# dmesg showing date and time

## Raposatul

Is that possible? If so, how?

Thanks a lot!

----------

## ok

Not exactly what you want (?), but may be you could do with:

Kernel .config: CONFIG_PRINTK_TIME

Kernel hacking  --->

[*] Show timing information on printks

----------

## Raposatul

I would like to do dmesg on my servers and see at what date/time did happened the event.

----------

## gentoo_ram

The data in dmesg does not keep track of the system time.  Instead, the best way to do this is with syslog.  syslog listens for kernel messages and it timestamps every one with the date/time.  The only exception is at boot.  Any messages in the kernel log buffer at boot will show up as the same time when syslog starts.

Even better, syslog can send its logging to another server.  You can centralize all of your kernel logging from multiple machines to a central syslog server if you want.

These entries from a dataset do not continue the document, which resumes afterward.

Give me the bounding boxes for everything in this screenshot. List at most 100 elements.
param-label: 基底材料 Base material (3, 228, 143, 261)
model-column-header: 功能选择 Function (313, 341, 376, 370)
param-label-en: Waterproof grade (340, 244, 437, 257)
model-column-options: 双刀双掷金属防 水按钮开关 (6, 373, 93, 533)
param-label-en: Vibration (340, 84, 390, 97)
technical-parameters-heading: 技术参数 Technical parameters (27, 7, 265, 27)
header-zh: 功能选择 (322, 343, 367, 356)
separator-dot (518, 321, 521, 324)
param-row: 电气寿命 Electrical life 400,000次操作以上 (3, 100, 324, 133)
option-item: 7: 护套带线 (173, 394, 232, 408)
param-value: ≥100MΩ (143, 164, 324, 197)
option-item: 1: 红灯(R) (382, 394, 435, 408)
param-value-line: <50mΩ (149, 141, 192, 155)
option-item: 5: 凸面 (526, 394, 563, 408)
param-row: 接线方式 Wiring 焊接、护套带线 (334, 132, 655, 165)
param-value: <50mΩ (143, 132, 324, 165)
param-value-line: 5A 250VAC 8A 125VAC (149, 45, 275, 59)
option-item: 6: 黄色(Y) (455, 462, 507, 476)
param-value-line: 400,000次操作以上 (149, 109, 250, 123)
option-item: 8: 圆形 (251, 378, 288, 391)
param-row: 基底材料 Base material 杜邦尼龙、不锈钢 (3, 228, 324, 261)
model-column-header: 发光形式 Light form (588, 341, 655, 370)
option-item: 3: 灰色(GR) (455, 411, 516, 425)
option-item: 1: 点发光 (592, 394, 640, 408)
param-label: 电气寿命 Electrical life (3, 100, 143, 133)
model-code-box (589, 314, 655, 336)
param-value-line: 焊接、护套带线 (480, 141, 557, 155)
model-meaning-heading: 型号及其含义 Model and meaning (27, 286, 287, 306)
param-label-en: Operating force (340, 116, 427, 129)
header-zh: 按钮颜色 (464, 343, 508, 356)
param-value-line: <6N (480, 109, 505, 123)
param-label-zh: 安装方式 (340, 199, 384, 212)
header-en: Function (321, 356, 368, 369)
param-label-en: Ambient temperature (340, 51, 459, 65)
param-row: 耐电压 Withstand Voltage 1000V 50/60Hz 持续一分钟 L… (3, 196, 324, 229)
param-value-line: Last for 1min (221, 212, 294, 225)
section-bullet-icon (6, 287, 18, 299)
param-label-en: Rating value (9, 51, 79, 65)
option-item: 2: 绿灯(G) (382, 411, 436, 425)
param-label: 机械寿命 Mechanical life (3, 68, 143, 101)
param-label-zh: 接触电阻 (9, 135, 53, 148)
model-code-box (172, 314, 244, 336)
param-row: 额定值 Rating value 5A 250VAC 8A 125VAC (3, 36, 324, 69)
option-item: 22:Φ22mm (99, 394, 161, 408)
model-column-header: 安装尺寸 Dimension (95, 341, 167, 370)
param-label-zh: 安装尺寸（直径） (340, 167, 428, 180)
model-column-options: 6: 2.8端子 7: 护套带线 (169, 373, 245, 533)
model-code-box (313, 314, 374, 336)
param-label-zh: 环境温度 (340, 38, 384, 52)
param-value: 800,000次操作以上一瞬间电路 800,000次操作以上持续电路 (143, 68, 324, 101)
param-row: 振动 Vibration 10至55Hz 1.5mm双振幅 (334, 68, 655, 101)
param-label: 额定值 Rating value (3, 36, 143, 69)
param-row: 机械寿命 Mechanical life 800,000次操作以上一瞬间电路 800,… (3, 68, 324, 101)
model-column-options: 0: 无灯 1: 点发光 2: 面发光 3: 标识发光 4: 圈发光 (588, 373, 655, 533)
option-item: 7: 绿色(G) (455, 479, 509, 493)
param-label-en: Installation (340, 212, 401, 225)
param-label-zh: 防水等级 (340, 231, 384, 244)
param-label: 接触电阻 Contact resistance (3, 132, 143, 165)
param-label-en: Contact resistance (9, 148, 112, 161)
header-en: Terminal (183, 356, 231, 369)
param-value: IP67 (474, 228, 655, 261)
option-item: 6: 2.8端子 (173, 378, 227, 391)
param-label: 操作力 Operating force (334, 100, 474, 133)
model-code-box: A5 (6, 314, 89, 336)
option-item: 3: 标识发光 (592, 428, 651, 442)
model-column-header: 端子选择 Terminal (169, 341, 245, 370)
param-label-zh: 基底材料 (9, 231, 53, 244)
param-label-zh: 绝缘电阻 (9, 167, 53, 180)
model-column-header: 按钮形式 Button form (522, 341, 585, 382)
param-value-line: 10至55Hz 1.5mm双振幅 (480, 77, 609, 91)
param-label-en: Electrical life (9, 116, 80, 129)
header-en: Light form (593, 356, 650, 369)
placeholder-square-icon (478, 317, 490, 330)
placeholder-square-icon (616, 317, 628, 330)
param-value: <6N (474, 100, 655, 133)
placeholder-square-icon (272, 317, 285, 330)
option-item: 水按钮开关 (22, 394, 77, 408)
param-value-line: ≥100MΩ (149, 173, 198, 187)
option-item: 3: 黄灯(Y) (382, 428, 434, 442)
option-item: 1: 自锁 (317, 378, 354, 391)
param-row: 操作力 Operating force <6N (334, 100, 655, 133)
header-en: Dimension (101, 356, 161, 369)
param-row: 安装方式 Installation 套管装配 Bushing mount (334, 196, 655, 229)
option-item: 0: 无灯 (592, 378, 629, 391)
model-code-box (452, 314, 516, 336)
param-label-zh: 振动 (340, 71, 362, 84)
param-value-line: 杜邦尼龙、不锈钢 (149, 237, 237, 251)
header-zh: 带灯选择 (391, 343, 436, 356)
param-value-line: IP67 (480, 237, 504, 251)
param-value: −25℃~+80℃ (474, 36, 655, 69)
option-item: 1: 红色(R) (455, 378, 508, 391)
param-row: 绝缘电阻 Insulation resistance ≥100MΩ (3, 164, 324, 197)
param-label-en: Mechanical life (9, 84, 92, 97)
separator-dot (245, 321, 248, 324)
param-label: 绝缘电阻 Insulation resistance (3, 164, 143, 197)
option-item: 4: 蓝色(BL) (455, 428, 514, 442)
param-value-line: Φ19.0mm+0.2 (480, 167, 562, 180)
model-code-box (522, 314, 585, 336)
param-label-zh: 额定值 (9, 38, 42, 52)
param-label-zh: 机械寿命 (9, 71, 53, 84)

I'd recommend using the syslog-ng package.

----------

## Raposatul

 *gentoo_ram wrote:*   

> The data in dmesg does not keep track of the system time.  Instead, the best way to do this is with syslog.  syslog listens for kernel messages and it timestamps every one with the date/time.  The only exception is at boot.  Any messages in the kernel log buffer at boot will show up as the same time when syslog starts.
> 
> Even better, syslog can send its logging to another server.  You can centralize all of your kernel logging from multiple machines to a central syslog server if you want.
> 
> I'd recommend using the syslog-ng package.

 

Roger!Thanks a lot!

----------

## skaumo

dmesg -e

----------